Yes, I know — I chose to have four children. (Kind of.) But still. I didn’t know how much busy work there would be.
School play from 1983. (I'm in the middle.)
I want to go back to parenting 1980s-style. My mom didn’t run around all day going to ballet orientation and art class open houses and science class prep only to then leave us at home at night to go to various class cocktail parties and curriculum nights. No. My mom walked me down to the bus stop on the corner of 68th Street in the mornings, took a safety pin and pinned a play-date note, hand-written on her blue stationary with the red monogram on it, to my uniform jumper. She mimed “Eye - Love - You” through the window.
And then she was free until I got off the bus again in the afternoon. She didn’t spend the entire day at her desk (Computer? What was that?!) filling out Doodle Polls and Google Docs just to coordinate after school activity pick-ups.

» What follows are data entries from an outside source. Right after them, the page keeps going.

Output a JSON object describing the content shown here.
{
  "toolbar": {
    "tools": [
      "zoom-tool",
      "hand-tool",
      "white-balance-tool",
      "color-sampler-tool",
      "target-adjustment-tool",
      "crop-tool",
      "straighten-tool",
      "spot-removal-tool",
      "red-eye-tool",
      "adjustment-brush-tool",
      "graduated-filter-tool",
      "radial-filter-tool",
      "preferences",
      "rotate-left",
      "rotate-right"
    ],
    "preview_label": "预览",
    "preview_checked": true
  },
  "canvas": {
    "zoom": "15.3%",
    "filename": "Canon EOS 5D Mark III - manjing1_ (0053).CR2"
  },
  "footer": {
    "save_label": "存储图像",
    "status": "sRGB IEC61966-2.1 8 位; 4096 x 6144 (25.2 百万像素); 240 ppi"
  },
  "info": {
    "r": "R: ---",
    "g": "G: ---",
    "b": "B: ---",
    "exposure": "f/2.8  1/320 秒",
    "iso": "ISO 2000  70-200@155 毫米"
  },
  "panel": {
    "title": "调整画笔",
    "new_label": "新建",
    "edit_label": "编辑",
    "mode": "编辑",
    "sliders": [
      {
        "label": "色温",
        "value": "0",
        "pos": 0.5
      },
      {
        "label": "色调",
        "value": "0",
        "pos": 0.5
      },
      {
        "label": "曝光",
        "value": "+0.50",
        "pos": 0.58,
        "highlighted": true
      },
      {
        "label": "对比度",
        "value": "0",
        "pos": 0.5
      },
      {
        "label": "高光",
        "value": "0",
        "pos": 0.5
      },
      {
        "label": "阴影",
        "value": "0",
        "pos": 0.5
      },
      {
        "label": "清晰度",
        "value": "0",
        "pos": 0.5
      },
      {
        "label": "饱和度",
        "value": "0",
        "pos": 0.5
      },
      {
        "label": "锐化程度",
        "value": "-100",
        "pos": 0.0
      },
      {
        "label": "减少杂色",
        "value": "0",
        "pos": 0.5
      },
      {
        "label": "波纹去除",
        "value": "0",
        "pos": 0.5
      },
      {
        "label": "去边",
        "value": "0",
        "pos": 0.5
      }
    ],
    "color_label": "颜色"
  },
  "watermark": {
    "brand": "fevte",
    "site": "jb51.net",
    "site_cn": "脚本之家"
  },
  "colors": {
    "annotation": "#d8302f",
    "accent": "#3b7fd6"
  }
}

She played tennis. She saw friends. She went to Gilda’s aerobics classes on 79th and Third before treating herself to cottage cheese and fruit for lunch. Yes, she fielded a few calls on the rotary phone stationed on the kitchen wall during lunch, the cord pulled all the way over to the table, as she smoked and scribbled a few events into her red leather-bound datebook. But then she moved on with her day. She didn’t need a six-color-coded iCal calendar like I have just to figure out which kid was going where.
And she rarely made mistakes, whereas no matter how elaborate a system I devise, I still end up opening the door in shock to find the chess teacher standing there.

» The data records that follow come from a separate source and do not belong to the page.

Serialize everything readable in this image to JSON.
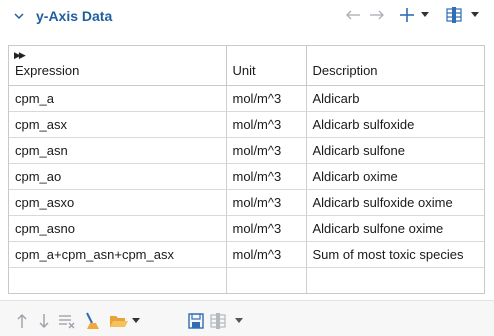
{
  "section": {
    "title": "y-Axis Data",
    "collapse_icon": "chevron-down-icon"
  },
  "header_tools": [
    {
      "name": "arrow-left-icon"
    },
    {
      "name": "arrow-right-icon"
    },
    {
      "name": "add-plus-icon"
    },
    {
      "name": "dropdown-caret-icon"
    },
    {
      "name": "table-layout-icon"
    }
  ],
  "table": {
    "columns": [
      "Expression",
      "Unit",
      "Description"
    ],
    "rows": [
      {
        "expression": "cpm_a",
        "unit": "mol/m^3",
        "description": "Aldicarb"
      },
      {
        "expression": "cpm_asx",
        "unit": "mol/m^3",
        "description": "Aldicarb sulfoxide"
      },
      {
        "expression": "cpm_asn",
        "unit": "mol/m^3",
        "description": "Aldicarb sulfone"
      },
      {
        "expression": "cpm_ao",
        "unit": "mol/m^3",
        "description": "Aldicarb oxime"
      },
      {
        "expression": "cpm_asxo",
        "unit": "mol/m^3",
        "description": "Aldicarb sulfoxide oxime"
      },
      {
        "expression": "cpm_asno",
        "unit": "mol/m^3",
        "description": "Aldicarb sulfone oxime"
      },
      {
        "expression": "cpm_a+cpm_asn+cpm_asx",
        "unit": "mol/m^3",
        "description": "Sum of most toxic species"
      },
      {
        "expression": "",
        "unit": "",
        "description": ""
      }
    ]
  },
  "bottom_tools": [
    {
      "name": "move-up-icon"
    },
    {
      "name": "move-down-icon"
    },
    {
      "name": "clear-table-icon"
    },
    {
      "name": "brush-icon"
    },
    {
      "name": "open-folder-icon"
    },
    {
      "name": "save-icon"
    },
    {
      "name": "table-layout-icon"
    }
  ],
  "colors": {
    "title": "#1f5f9e",
    "icon_blue": "#2f6db5",
    "icon_gray": "#9aa0a8",
    "folder": "#e8a23a",
    "brush": "#f2a93b"
  }
}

I want to go back to the land of Freezy Freakies gloves, Chocolate Soup bags, Florence Eisemann dresses, bloomers, celery and carrot sticks in a bowl of water in the fridge, Cabbage Patch Kids and Princess Leia lunchboxes. I want to jump into our Chevy Caprice Classic station wagon on the “special seat” (really the armrest in the front row). I want leg warmers and Tre-torns, Haagen Daaz and Madonna.
Madonna! How can Madonna be 60 years old? Just yesterday I was eight years old myself and standing on the corner waiting for the school bus when my dad handed me a freshly printed TIME magazine with Madonna on the cover. My idol!

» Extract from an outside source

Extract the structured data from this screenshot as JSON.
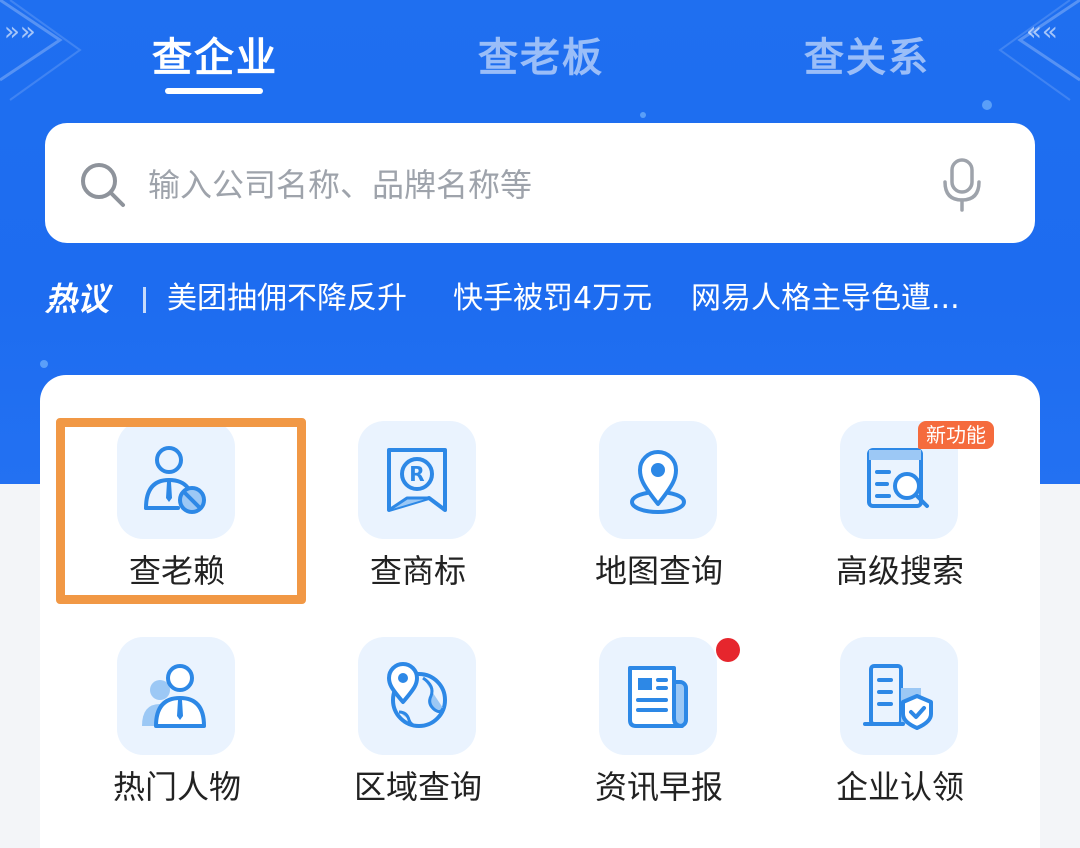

Come back, Summer! Come back!
Okay. My infantile attempts at regression aren’t getting me anywhere. I can’t go back to the ‘80s. I can’t even go back to July. I have to brave the hit of the September crazies head on. I feel like I’m in one of those warrior movies, riding a horse, feeling pretty good about my little army behind me, until suddenly I crest over a hill and see 8,000 warriors pointing arrows right at me. That is September today for a mom.
So I’m putting up my shield with the family crest on it. I’m screaming “AHHH” and charging right at them. If I’m going to fall, I’m not going to do so without trying. And who knows? Maybe this time, I’ll be victorious like Mel Gibson and somehow, against all odds, conquer my opponents. I’m hoping.
Until then, I’m putting on some “Little House on the Prairie” and “Family Ties” and hoping I can just get to October.
Oh God, October is coming soon. Halloween costumes, anyone?